Been loving your content - keep it up!
I’m so glad nsuns ended up at the bottom. As a brand new lifter 6 years ago I took to Reddit to see what program people recommended running after 6 months, and unanimously the answer was nsuns.
I tried really hard to run it. But goddamn did it just give me the worst tendinitis I’ve ever experienced in my life. My body was not built for that much volume and intensity. I left every workout feeling destroyed.
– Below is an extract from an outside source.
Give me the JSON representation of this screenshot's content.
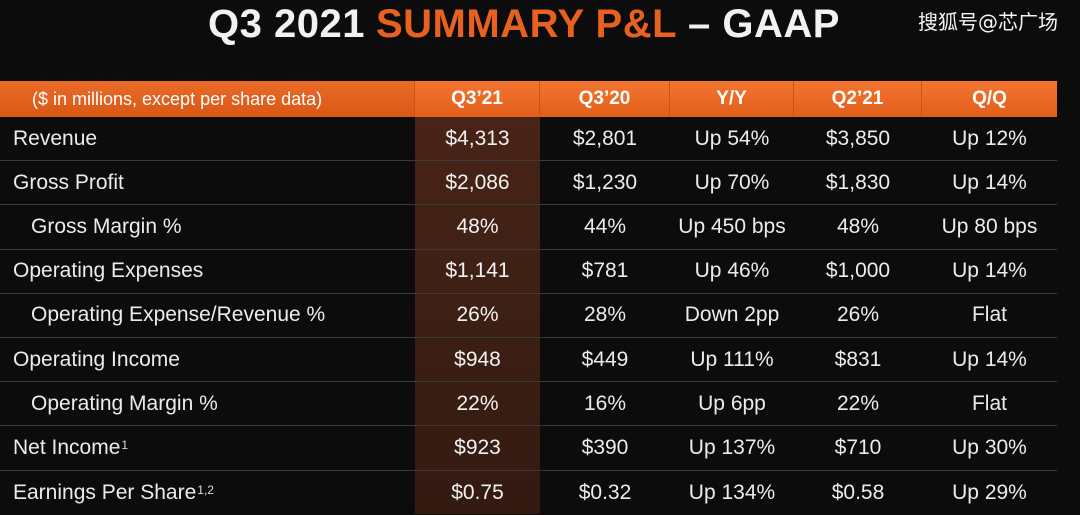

It felt like I was the only one with any criticism of it though, as it was still being worshipped as the holy grail of training on /r/fitness for the next few years. It wasn’t until a couple of years ago I saw any real negative speak about it.
Awesome break down and info, thumbs up. Think you might add on to this to review and critique Calgary Barbell, TSA programs, and RP strength programs?
"whatever happened to Brandon Lily?" he had major career ending injuries, dropped a crap ton of unnecessary bodyweight, and now does BJJj/trains more general fitness and strength/has a pretty great lifestyle podcast.
Love Bullmastiff, on week five now!! Thankyou.